Allora ch'a fuggir comincia l'alba e fuor de l'oceano uscirse il sole, fuggon del cielo le minute stelle e stilla giù da' monti ghiaccio e neve;
le piagge adornan persi e gialli fiori e nova luce piglia l'alma terra. Così costei che sola è donna in terra, come del viso scopre la chiara alba,
ligustri mostra con vermigli fiori e spesso adombra i vivi raggi al sole e vince di candor la fresca neve, sì dolce a noi rivolge le sue stelle.
Non è nel ciel pianeta o ferme stelle che sì constringan nostri corpi in terra come ella fa, più fredda assai che neve, ché cominciando 'l giorno alla bella alba
e quando al Mauro più s'attuffa il sole, volge nostre alme com'il vento i fiori.
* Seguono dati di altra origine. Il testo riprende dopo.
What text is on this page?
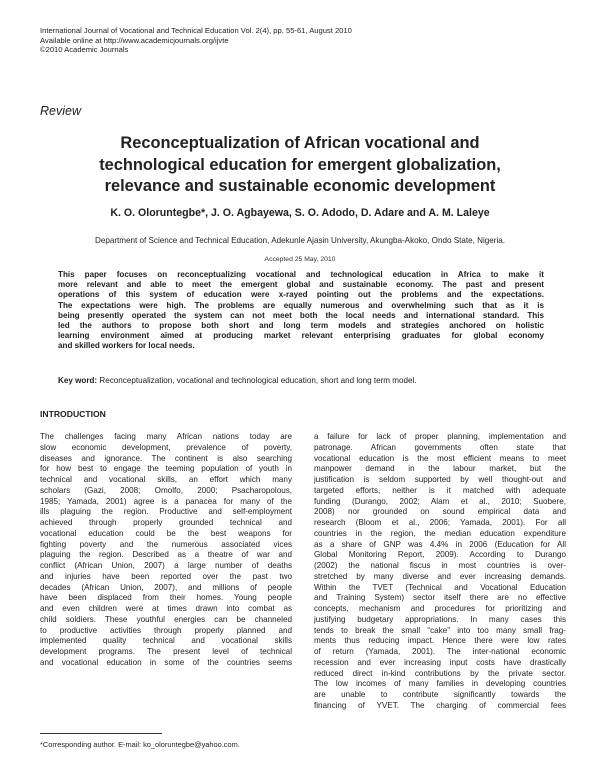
International Journal of Vocational and Technical Education Vol. 2(4), pp. 55-61, August 2010
Available online at http://www.academicjournals.org/ijvte
©2010 Academic Journals
Review
Reconceptualization of African vocational and
technological education for emergent globalization,
relevance and sustainable economic development
K. O. Oloruntegbe*, J. O. Agbayewa, S. O. Adodo, D. Adare and A. M. Laleye
Department of Science and Technical Education, Adekunle Ajasin University, Akungba-Akoko, Ondo State, Nigeria.
Accepted 25 May, 2010
This paper focuses on reconceptualizing vocational and technological education in Africa to make it
more relevant and able to meet the emergent global and sustainable economy. The past and present
operations of this system of education were x-rayed pointing out the problems and the expectations.
The expectations were high. The problems are equally numerous and overwhelming such that as it is
being presently operated the system can not meet both the local needs and international standard. This
led the authors to propose both short and long term models and strategies anchored on holistic
learning environment aimed at producing market relevant enterprising graduates for global economy
and skilled workers for local needs.
Key word: Reconceptualization, vocational and technological education, short and long term model.
INTRODUCTION
The challenges facing many African nations today are
slow economic development, prevalence of poverty,
diseases and ignorance. The continent is also searching
for how best to engage the teeming population of youth in
technical and vocational skills, an effort which many
scholars (Gazi, 2008; Omolfo, 2000; Psacharopolous,
1985; Yamada, 2001) agree is a panacea for many of the
ills plaguing the region. Productive and self-employment
achieved through properly grounded technical and
vocational education could be the best weapons for
fighting poverty and the numerous associated vices
plaguing the region. Described as a theatre of war and
conflict (African Union, 2007) a large number of deaths
and injuries have been reported over the past two
decades (African Union, 2007), and millions of people
have been displaced from their homes. Young people
and even children were at times drawn into combat as
child soldiers. These youthful energies can be channeled
to productive activities through properly planned and
implemented quality technical and vocational skills
development programs. The present level of technical
and vocational education in some of the countries seems
a failure for lack of proper planning, implementation and
patronage. African governments often state that
vocational education is the most efficient means to meet
manpower demand in the labour market, but the
justification is seldom supported by well thought-out and
targeted efforts, neither is it matched with adequate
funding (Durango, 2002; Alam et al., 2010; Suobere,
2008) nor grounded on sound empirical data and
research (Bloom et al., 2006; Yamada, 2001). For all
countries in the region, the median education expenditure
as a share of GNP was 4.4% in 2006 (Education for All
Global Monitoring Report, 2009). According to Durango
(2002) the national fiscus in most countries is over-
stretched by many diverse and ever increasing demands.
Within the TVET (Technical and Vocational Education
and Training System) sector itself there are no effective
concepts, mechanism and procedures for prioritizing and
justifying budgetary appropriations. In many cases this
tends to break the small “cake” into too many small frag-
ments thus reducing impact. Hence there were low rates
of return (Yamada, 2001). The inter-national economic
recession and ever increasing input costs have drastically
reduced direct in-kind contributions by the private sector.
The low incomes of many families in developing countries
are unable to contribute significantly towards the
financing of YVET. The charging of commercial fees
*Corresponding author. E-mail: ko_oloruntegbe@yahoo.com.
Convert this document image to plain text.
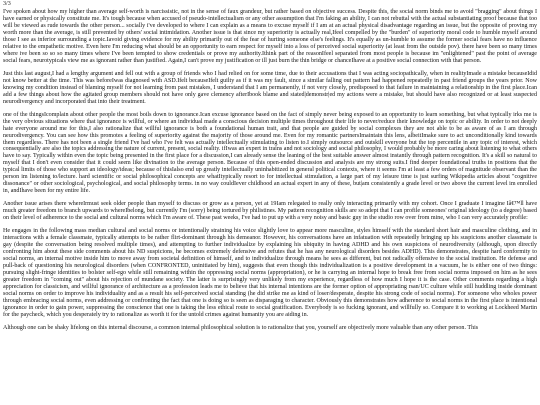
3/3

I've spoken about how my higher than average self-worth is narcissistic, not in the sense of faux grandeur, but rather based on objective success. Despite this, the social norm binds me to avoid "bragging" about things I have earned or physically constitute me. It's tough because when accused of pseudo-intellectualism or any other assumption that I'm faking an ability, I can not rebuttal with the actual substantiating proof because that too will be viewed as rude towards the other person... socially i've developed to where I can explain as a means to excuse myself if I am at an actual physical disadvantage regarding an issue, but the opposite of proving my worth more than the average, is still prevented by others' social intimidation. Another issue is that since my superiority is actually real,Ifeel compelled by the "burden" of superiority moral code to humble myself around those I see as inferior surrounding a topic.Iavoid giving evidence for my ability primarily out of the fear of hurting someone else's feelings. It's equally as un-humble to assume the former social fears have no influence relative to the empathetic motive. Even here I'm reducing what should be an opportunity to earn respect for myself into a loss of perceived social superiority (at least from the outside pov). there have been so many times where ive been so so so many times where I've been tempted to show credentials or prove my authority.Ithink part of the reasonIfeel separated from most people is because im "enlightened" past the point of average social fears, neurotypicals view me as ignorant rather than justified. Again,I can't prove my justification or ill just burn the thin bridge or chanceIhave at a positive social connection with that person.

Just this last august,I had a lengthy argument and fell out with a group of friends who I had relied on for some time, due to their accusations that I was acting sociopathically, when in realityImade a mistake becauseIdid not know better at the time. This was beforeIwas diagnosed with ASD.Ifelt becauseIfelt guilty as if it was my fault, since a similar falling out pattern had happened repeatedly in past friend groups the years prior. Now knowing my condition instead of blaming myself for not learning from past mistakes, I understand that I am permanently, if not very closely, predisposed to that failure in maintaining a relationship in the first place.Ican add a few things about how the agitated group members should not have only gave clemency afterIbook blame and stated|demonstr|ed my actions were a mistake, but should have also recognized or at least suspected neurodivergency and incorporated that into their treatment.

one of the thingsIcomplain about other people the most boils down to ignorance.Ican excuse ignorance based on the fact of simply never being exposed to an opportunity to learn something, but what typically irks me is the very obvious situations where that ignorance is willful, or where an individual made a conscious decision multiple times throughout their life to never/reduce their knowledge on topic or ability. In order to not deeply hate everyone around me for this,I also rationalize that willful ignorance is both a foundational human trait, and that people are guided by social complexes they are not able to be as aware of as I am through neurodivergency. You can see how this promotes a feeling of superiority against the majority of those around me. Even for my romantic partnersImaintain this lens, albeitImake sure to act unconditionally kind towards them regardless. There has not been a single friend I've had who I've felt was actually intellectually stimulating to listen to.I simply outsource and outskill everyone but the top percentile in any topic of interest, which consequentially are also the topics addressing the nature of current, present, social reality. ifIwas an expert in trains and not sociology and social philosophy, I would probably be more caring about listening to what others have to say. Typically within even the topic being presented in the first place for a discussion,I can already sense the leaning of the best suitable answer almost instantly through pattern recognition. It's a skill so natural to myself that I don't even consider that it could seem like divination to the average person. Because of this open-ended discussion and analysis are my strong suits.I find deeper foundational truths in positions that the typical limits of those who support an ideology/ideas; because of thisIalso end up greatly intellectually uninhabitized in general political contexts, where it seems I'm at least a few orders of magnitude observant than the person im listening to/lecture. hard scientific or social philosophical concepts are whatItypically resort to for intellectual stimulation, a large part of my leisure time is just surfing Wikipedia articles about "cognitive dissonance" or other sociological, psychological, and social philosophy terms. in no way couldIever childhood an actual expert in any of these, but|am consistently a grade level or two above the current level im enrolled in, andIhave been for my entire life.

Another issue arises there whereIrmust seek older people than myself to discuss or grow as a person, yet at 19Iam relegated to really only interacting primarily with my cohort. Once I graduate I imagine Iâ€™ll have much greater freedom to branch upwards to whereIbelong, but currently I'm (sorry) being tortured by philistines. My pattern recognition skills are so adept that I can profile someones' original ideology (to a degree) based on their level of adherence to the social and cultural norms which I'm aware of. These past weeks, I've had to put up with a very noisy and basic guy in the studio row over from mine, who I can very accurately profile:

He engages in the following mass median cultural and social norms or intentionally straining his voice slightly love to appear more masculine, styles himself with the standard short hair and masculine clothing, and in interactions with a female classmate, typically attempts to be rather flirt-dominant through his demeanor. However, his conversations have an infatuation with repeatedly bringing up his suspicions another classmate is gay (despite the conversation being resolved multiple times), and attempting to further individualize by explaining his ubiquity in having ADHD and his own suspicions of neurodiversity (although, upon directly confronting him about these side comments about his ND suspicions, he becomes extremely defensive and refutes that he has any neurological disorders besides ADHD). This demonstrates, despite hard conformity to social norms, an internal motive inside him to move away from societal definition of himself, and to individualize through means he sees as different, but not radically offensive to the social institution. He defense and pull-back of questioning his neurological disorders (when CONFRONTED, uninitiated by him), suggests that even though this individualization is a positive development in a vacuum, he is either one of two things: pursuing slight-fringe identities to bolster self-ego while still remaining within the oppressing social norms (appropriation), or he is carrying an internal hope to break free from social norms imposed on him as he sees greater freedom in "coming out" about his rejection of mundane society. The latter is surprisingly very unlikely from my experience, regardless of how much I hope it is the case. Other comments regarding a high appreciation for classicism, and willful ignorance of architecture as a profession leads me to believe that his internal intentions are the former option of appropriating rsan/UC culture while still huddling inside dominant social norms on order to improve his individuality and as a result his self-perceived social standing (he did strike me as kind of loser/desperate, despite his strong code of social norms). For someone who wholes power through embracing social norms, even addressing or confronting the fact that one is doing so is seen as disparaging to character. Obviously this demonstrates how adherence to social norms in the first place is intentional ignorance in order to gain power, suppressing the conscience that one is taking the less ethical route to social gratification. Everybody is so fucking ignorant, and willfully so. Compare it to working at Lockheed Martin for the paycheck, which you desperately try to rationalize as worth it for the untold crimes against humanity you are aiding in.

Although one can be shaky lifelong on this internal discourse, a common internal philosophical solution is to rationalize that you, yourself are objectively more valuable than any other person. This
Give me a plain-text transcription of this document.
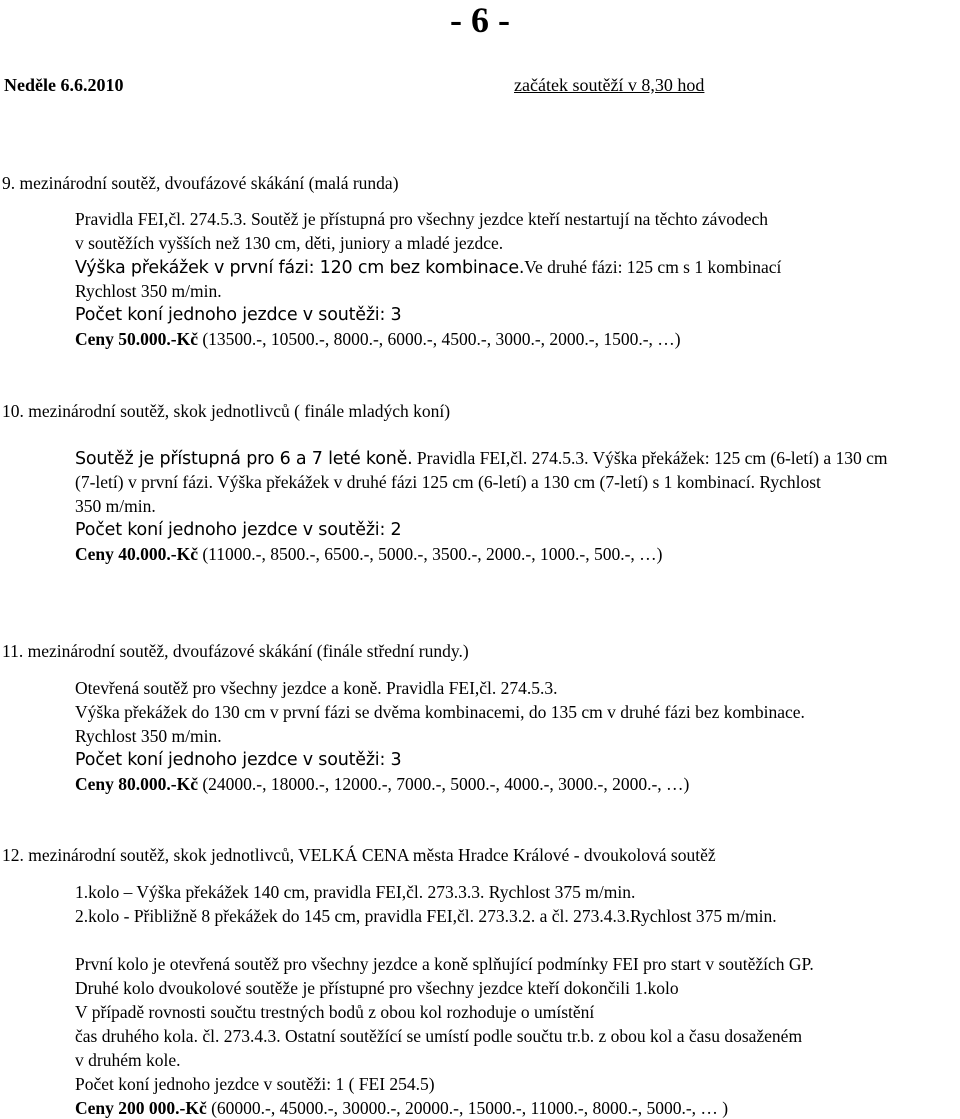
- 6 -
Neděle 6.6.2010	začátek soutěží v 8,30 hod
9. mezinárodní soutěž, dvoufázové skákání (malá runda)
Pravidla FEI,čl. 274.5.3. Soutěž je přístupná pro všechny jezdce kteří nestartují na těchto závodech
v soutěžích vyšších než 130 cm, děti, juniory a mladé jezdce.
Výška překážek v první fázi: 120 cm bez kombinace.Ve druhé fázi: 125 cm s 1 kombinací
Rychlost 350 m/min.
Počet koní jednoho jezdce v soutěži: 3
Ceny 50.000.-Kč (13500.-, 10500.-, 8000.-, 6000.-, 4500.-, 3000.-, 2000.-, 1500.-, …)
10. mezinárodní soutěž, skok jednotlivců ( finále mladých koní)
Soutěž je přístupná pro 6 a 7 leté koně. Pravidla FEI,čl. 274.5.3. Výška překážek: 125 cm (6-letí) a 130 cm
(7-letí) v první fázi. Výška překážek v druhé fázi 125 cm (6-letí) a 130 cm (7-letí) s 1 kombinací. Rychlost
350 m/min.
Počet koní jednoho jezdce v soutěži: 2
Ceny 40.000.-Kč (11000.-, 8500.-, 6500.-, 5000.-, 3500.-, 2000.-, 1000.-, 500.-, …)
11. mezinárodní soutěž, dvoufázové skákání (finále střední rundy.)
Otevřená soutěž pro všechny jezdce a koně. Pravidla FEI,čl. 274.5.3.
Výška překážek do 130 cm v první fázi se dvěma kombinacemi, do 135 cm v druhé fázi bez kombinace.
Rychlost 350 m/min.
Počet koní jednoho jezdce v soutěži: 3
Ceny 80.000.-Kč (24000.-, 18000.-, 12000.-, 7000.-, 5000.-, 4000.-, 3000.-, 2000.-, …)
12. mezinárodní soutěž, skok jednotlivců, VELKÁ CENA města Hradce Králové - dvoukolová soutěž
1.kolo – Výška překážek 140 cm, pravidla FEI,čl. 273.3.3. Rychlost 375 m/min.
2.kolo - Přibližně 8 překážek do 145 cm, pravidla FEI,čl. 273.3.2. a čl. 273.4.3.Rychlost 375 m/min.
První kolo je otevřená soutěž pro všechny jezdce a koně splňující podmínky FEI pro start v soutěžích GP.
Druhé kolo dvoukolové soutěže je přístupné pro všechny jezdce kteří dokončili 1.kolo
V případě rovnosti součtu trestných bodů z obou kol rozhoduje o umístění
čas druhého kola. čl. 273.4.3. Ostatní soutěžící se umístí podle součtu tr.b. z obou kol a času dosaženém
v druhém kole.
Počet koní jednoho jezdce v soutěži: 1 ( FEI 254.5)
Ceny 200 000.-Kč (60000.-, 45000.-, 30000.-, 20000.-, 15000.-, 11000.-, 8000.-, 5000.-, … )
Prima dal ghiaccio uscir vedransi i fiori e 'l ciel sereno senza luce o stelle,
ch'io lasci di seguir questo mio sole ch'aviva quanto nasce e sorge in terra; però di giorno in giorno, d'alba in alba, cantando il seguo al caldo ed a la neve.
Chi neve vol veder e vivi fiori e doppo l'alba fiammeggiar le stelle, in terra veggia il mio lucente sole.